Ransomware Jilid 2 Guncang Dunia, AS hingga Ukraina Jadi Target

Ransomware kali ini dilaporkan juga menyerang jaringan komputer pembangkit tenaga nuklir Chernobyl, Ukraina pada 27 Juni 2017.

oleh Rizki Akbar Hasan diperbarui 28 Jun 2017, 12:00 WIB
Diterbitkan 28 Jun 2017, 12:00 WIB
Ilustrasi Ransomware WannaCrypt atau Wannacry
Ilustrasi Ransomware WannaCrypt atau yang disebut juga Wannacry (iStockphoto)

Liputan6.com, Kiev - Jagat maya mancanegara kembali diguncang serangan malware pada Selasa 27 Juni 2017. Menurut laporan, sejumlah perusahaan dan lembaga di berbagai belahan dunia menjadi sasaran serangan malware dan peretasan, serupa fenomena ransomware WannaCry yang melanda pada 12 Mei 2017 lalu.

Beberapa target serangan malware pada 27 Juni 2017 meliputi firma pemasaran asal Inggris Wire and Plastic Products (WPP), perusahaan migas Rusia Rosneft, perusahaan perkapalan Denmark Maersk, perusahaan farmasi Amerika Serikat Merck, dan -- yang terparah -- lembaga pemerintahan serta perbankan Ukraina.

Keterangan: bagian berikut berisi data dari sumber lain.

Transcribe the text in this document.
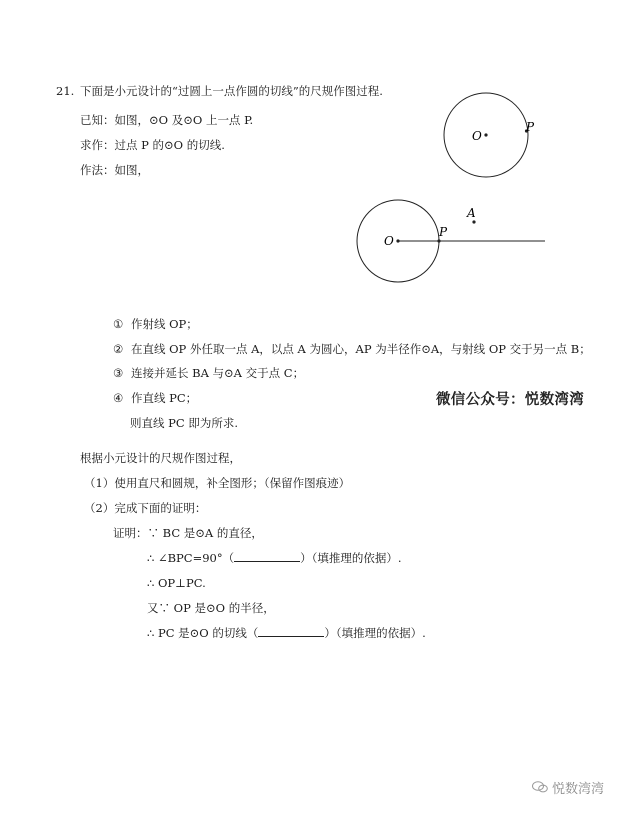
21. 下面是小元设计的“过圆上一点作圆的切线”的尺规作图过程.
已知：如图，⊙O 及⊙O 上一点 P.
求作：过点 P 的⊙O 的切线.
作法：如图，
O
P
O
P
A
① 作射线 OP；
② 在直线 OP 外任取一点 A，以点 A 为圆心，AP 为半径作⊙A，与射线 OP 交于另一点 B；
③ 连接并延长 BA 与⊙A 交于点 C；
④ 作直线 PC；
则直线 PC 即为所求.
微信公众号：悦数湾湾
根据小元设计的尺规作图过程，
（1）使用直尺和圆规，补全图形；（保留作图痕迹）
（2）完成下面的证明：
证明：∵ BC 是⊙A 的直径，
∴ ∠BPC=90°（	）（填推理的依据）.
∴ OP⊥PC.
又∵ OP 是⊙O 的半径，
∴ PC 是⊙O 的切线（	）（填推理的依据）.
悦数湾湾
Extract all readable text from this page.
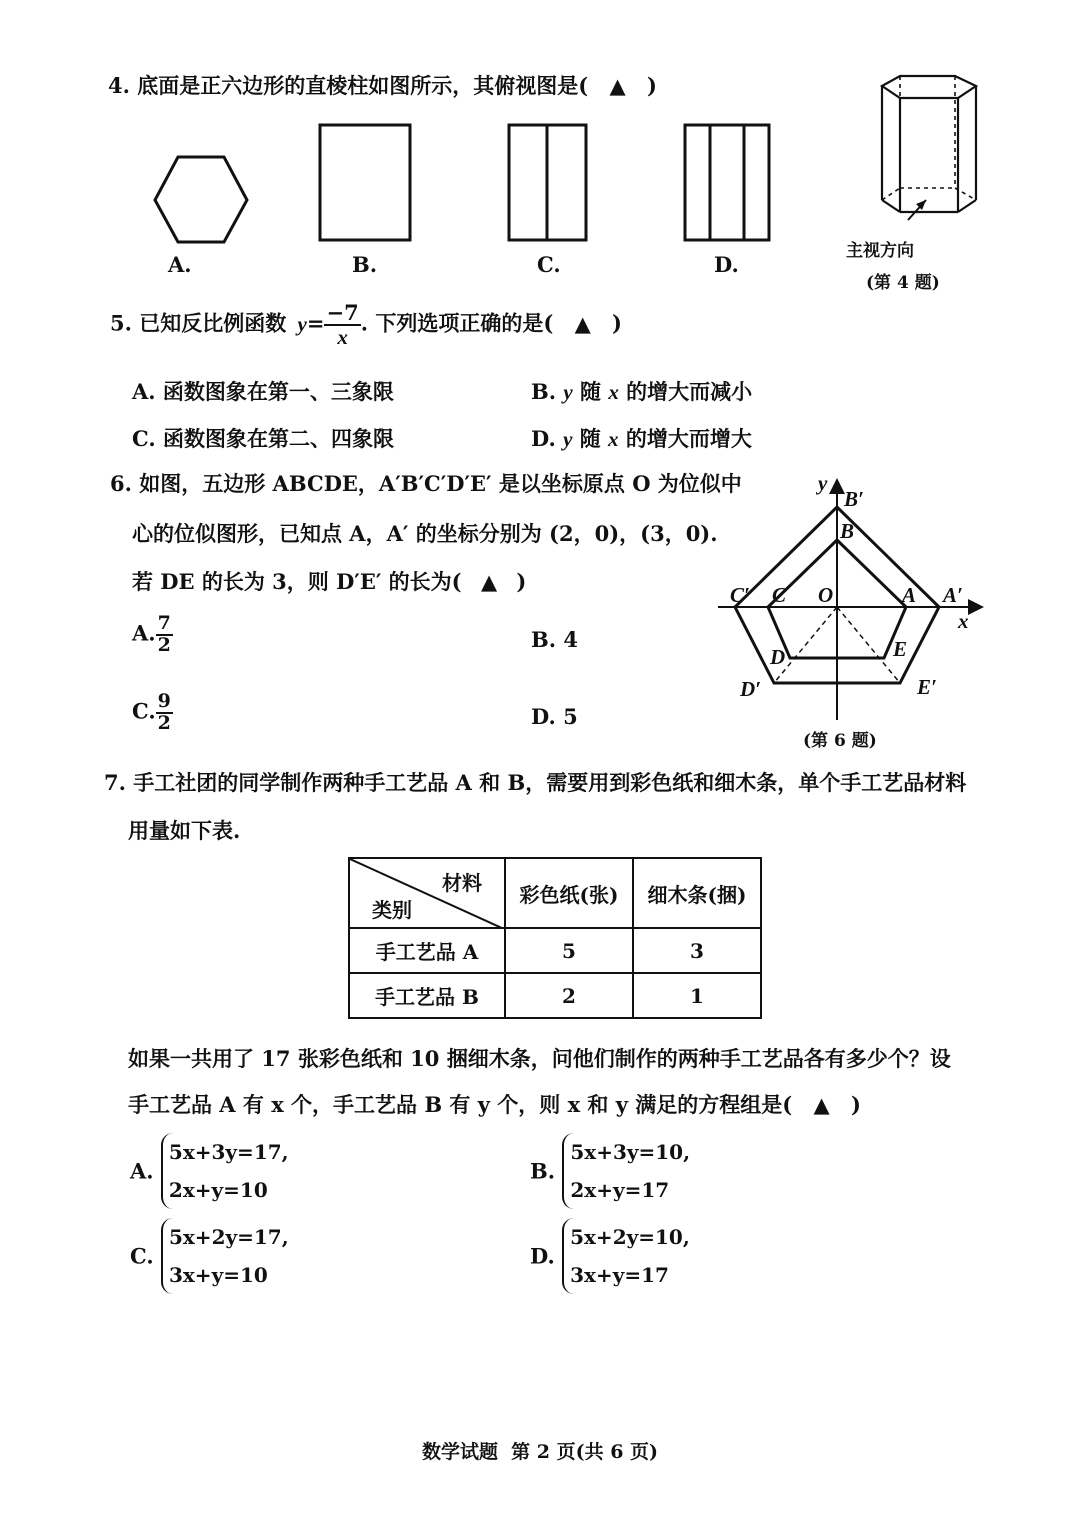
4. 底面是正六边形的直棱柱如图所示，其俯视图是( ▲ )
A.	B.	C.	D.
主视方向
(第 4 题)
5. 已知反比例函数 $y= \frac{-7}{x}$ . 下列选项正确的是( ▲ )
A. 函数图象在第一、三象限	B. y 随 x 的增大而减小
C. 函数图象在第二、四象限	D. y 随 x 的增大而增大
6. 如图，五边形 ABCDE，A′B′C′D′E′ 是以坐标原点 O 为位似中
心的位似图形，已知点 A，A′ 的坐标分别为 (2，0)，(3，0).
若 DE 的长为 3，则 D′E′ 的长为( ▲ )
A. $\frac{7}{2}$	B. 4
C. $\frac{9}{2}$	D. 5
y
x
O	A A′
B
B′
C
C′
D
D′
E
E′
(第 6 题)
7. 手工社团的同学制作两种手工艺品 A 和 B，需要用到彩色纸和细木条，单个手工艺品材料
用量如下表.
材料
类别	彩色纸(张)	细木条(捆)
手工艺品 A	5	3
手工艺品 B	2	1
如果一共用了 17 张彩色纸和 10 捆细木条，问他们制作的两种手工艺品各有多少个？设
手工艺品 A 有 x 个，手工艺品 B 有 y 个，则 x 和 y 满足的方程组是( ▲ )
A. 5x+3y=17,
2x+y=10
B. 5x+3y=10,
2x+y=17
C. 5x+2y=17,
3x+y=10
D. 5x+2y=10,
3x+y=17
数学试题  第 2 页(共 6 页)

Demikian seperti dikutip dari CNN, Rabu (28/6/2017).

"Sistem teknologi informasi di sejumlah anak cabang WPP terkena dampak dugaan serangan siber," jelas WPP melalui akun Twitter resminya.

Sementara itu, Maersk menjelaskan bahwa, "sistem teknologi informasi  (TI) kami di sejumlah unit bisnis dan situs kanal lumpuh akibat serangan siber."

Dan Merck, melalui Twitter, mengaku mengalami gejala serupa, "kami mengonfirmasi bahwa jaringan komputer kami diganggu oleh serangan peretasan global."

Khusus untuk Ukraina, serangan malware dan peretasan itu menyasar sejumlah lembaga vital, seperti layanan pos, jaringan transportasi, Kabinet Kementerian, jaringan pemantau radiasi di pembangkit tenaga nuklir Chernobyl, serta sektor perbankan.

Bank sentral Ukraina mengimbau lembaga perbankan di kawasan, bahwa telah terjadi serangan virus komputer yang melanda sektor keuangan domestik, serta menimbulkan masalah pada sejumlah aktivitas transaksi nasabah.

Menurut firma keamanan TI, Cisco-Talos, serangan ransomware pada 27 Juni 2017 juga menginfeksi MeDoc --piranti lunak untuk akuntansi perbankan yang berbasis di Ukraina. MeDoc yang telah terinfeksi malware kemudian menyebar ke sejumlah jaringan akun nasabah dan komputer mitra perusahaan, dengan memanfaatkan 'celah-celah di piranti lunak yang dapat disusupi'.

Pemerintah Ukraina mengonfirmasi adanya gangguan serangan siber di MeDoc.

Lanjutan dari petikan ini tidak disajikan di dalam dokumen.